Unavailable Transit Feed Specification: Making it Available with Recurrent Neural Networks
This addresses the issue of limited transit information availability for public transport users, potentially improving service quality, but it is incremental as it applies existing methods to a new domain.
The paper tackles the problem of unavailable transit data by reconstructing complete transit graphs from GPS traces using data mining and machine learning, validated on a real bus system dataset from L'Aquila, Italy, with results showing effectiveness and efficiency.

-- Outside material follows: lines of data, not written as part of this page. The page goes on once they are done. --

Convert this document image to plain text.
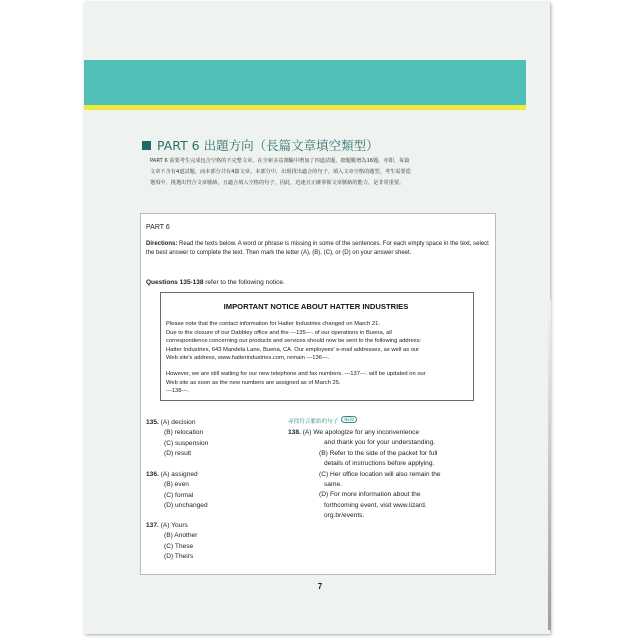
PART 6 出題方向（長篇文章填空類型）
PART 6 需要考生完成包含空格的不完整文章，在全新多益測驗中增加了四道試題，總題數增為16題。亦即，每篇
文章下含有4道試題，而本部分共有4篇文章。本部分中，出現找出適合的句子，填入文章空格的題型，考生需要從
選項中，挑選出符合文章脈絡，且適合填入空格的句子。因此，迅速且正確掌握文章脈絡的能力，是非常重要。
PART 6
Directions: Read the texts below. A word or phrase is missing in some of the sentences. For each empty space in the text, select the best answer to complete the text. Then mark the letter (A), (B), (C), or (D) on your answer sheet.
Questions 135-138 refer to the following notice.
IMPORTANT NOTICE ABOUT HATTER INDUSTRIES
Please note that the contact information for Hatter Industries changed on March 21.
Due to the closure of our Dabbley office and the ---135---. of our operations in Buena, all
correspondence concerning our products and services should now be sent to the following address:
Hatter Industries, 643 Mandela Lane, Buena, CA. Our employees' e-mail addresses, as well as our
Web site's address, www.hatterindustries.com, remain ---136---.
However, we are still waiting for our new telephone and fax numbers. ---137---. will be updated on our
Web site as soon as the new numbers are assigned as of March 25.
---138---.
135. (A) decision
(B) relocation
(C) suspension
(D) result
136. (A) assigned
(B) even
(C) formal
(D) unchanged
137. (A) Yours
(B) Another
(C) These
(D) Theirs
尋找符合脈絡的句子 NEW
138. (A) We apologize for any inconvenience
and thank you for your understanding.
(B) Refer to the side of the packet for full
details of instructions before applying.
(C) Her office location will also remain the
same.
(D) For more information about the
forthcoming event, visit www.lizard.
org.br/events.
7
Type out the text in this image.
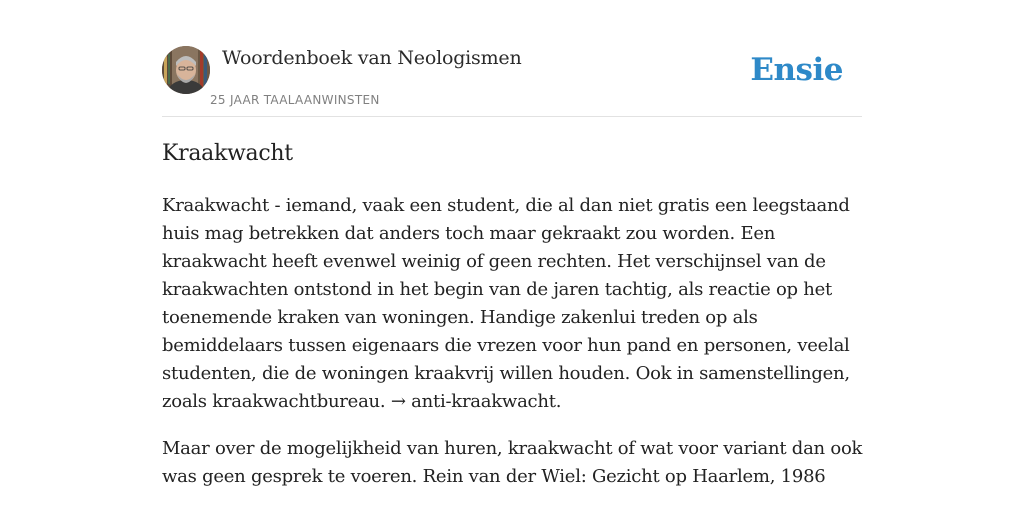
Woordenboek van Neologismen
25 JAAR TAALAANWINSTEN
Ensie
Kraakwacht

Kraakwacht - iemand, vaak een student, die al dan niet gratis een leegstaand huis mag betrekken dat anders toch maar gekraakt zou worden. Een kraakwacht heeft evenwel weinig of geen rechten. Het verschijnsel van de kraakwachten ontstond in het begin van de jaren tachtig, als reactie op het toenemende kraken van woningen. Handige zakenlui treden op als bemiddelaars tussen eigenaars die vrezen voor hun pand en personen, veelal studenten, die de woningen kraakvrij willen houden. Ook in samenstellingen, zoals kraakwachtbureau. → anti-kraakwacht.

Maar over de mogelijkheid van huren, kraakwacht of wat voor variant dan ook was geen gesprek te voeren. Rein van der Wiel: Gezicht op Haarlem, 1986
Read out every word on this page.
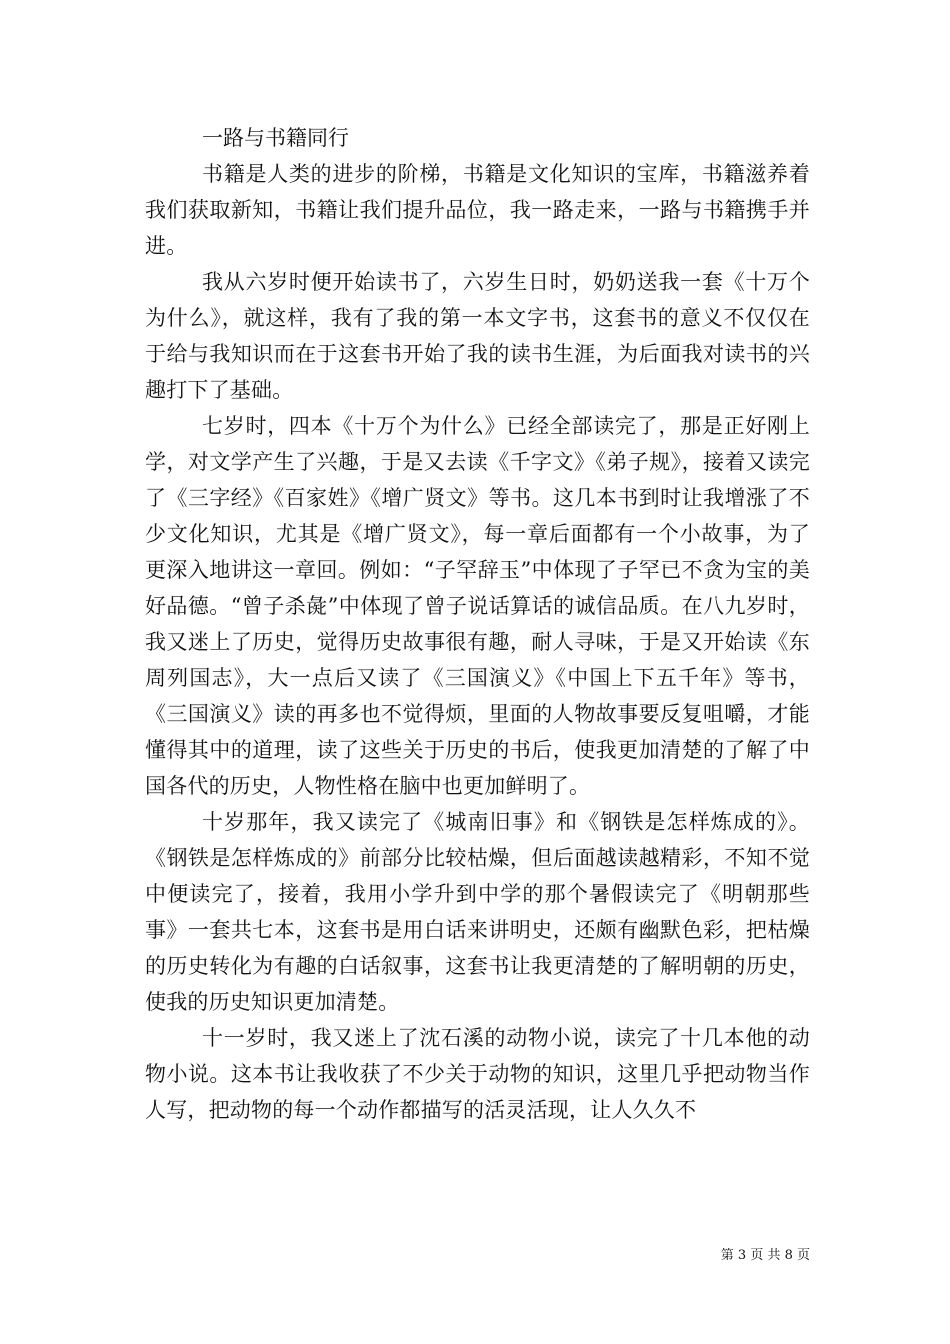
一路与书籍同行

书籍是人类的进步的阶梯，书籍是文化知识的宝库，书籍滋养着我们获取新知，书籍让我们提升品位，我一路走来，一路与书籍携手并进。

我从六岁时便开始读书了，六岁生日时，奶奶送我一套《十万个为什么》，就这样，我有了我的第一本文字书，这套书的意义不仅仅在于给与我知识而在于这套书开始了我的读书生涯，为后面我对读书的兴趣打下了基础。

七岁时，四本《十万个为什么》已经全部读完了，那是正好刚上学，对文学产生了兴趣，于是又去读《千字文》《弟子规》，接着又读完了《三字经》《百家姓》《增广贤文》等书。这几本书到时让我增涨了不少文化知识，尤其是《增广贤文》，每一章后面都有一个小故事，为了更深入地讲这一章回。例如：“子罕辞玉”中体现了子罕已不贪为宝的美好品德。“曾子杀彘”中体现了曾子说话算话的诚信品质。在八九岁时，我又迷上了历史，觉得历史故事很有趣，耐人寻味，于是又开始读《东周列国志》，大一点后又读了《三国演义》《中国上下五千年》等书，《三国演义》读的再多也不觉得烦，里面的人物故事要反复咀嚼，才能懂得其中的道理，读了这些关于历史的书后，使我更加清楚的了解了中国各代的历史，人物性格在脑中也更加鲜明了。

十岁那年，我又读完了《城南旧事》和《钢铁是怎样炼成的》。《钢铁是怎样炼成的》前部分比较枯燥，但后面越读越精彩，不知不觉中便读完了，接着，我用小学升到中学的那个暑假读完了《明朝那些事》一套共七本，这套书是用白话来讲明史，还颇有幽默色彩，把枯燥的历史转化为有趣的白话叙事，这套书让我更清楚的了解明朝的历史，使我的历史知识更加清楚。

十一岁时，我又迷上了沈石溪的动物小说，读完了十几本他的动物小说。这本书让我收获了不少关于动物的知识，这里几乎把动物当作人写，把动物的每一个动作都描写的活灵活现，让人久久不

第 3 页 共 8 页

Studies on public transportation in Europe suggest that European inhabitants use buses in ca. 56% of all public transport travels. One of the critical factors affecting such a percentage and more, in general, the demand for public transport services, with an increasing reluctance to use them, is their quality. End-users can perceive quality from various perspectives, including the availability of information, i.e., the access to details about the transit and the provided services. The approach proposed in this paper, using innovative methodologies resorting on data mining and machine learning techniques, aims to make available the unavailable data about public transport. In particular, by mining GPS traces, we manage to reconstruct the complete transit graph of public transport. The approach has been successfully validated on a real dataset collected from the local bus system of the city of L'Aquila (Italy). The experimental results demonstrate that the proposed approach and implemented framework are both effective and efficient, thus being ready for deployment.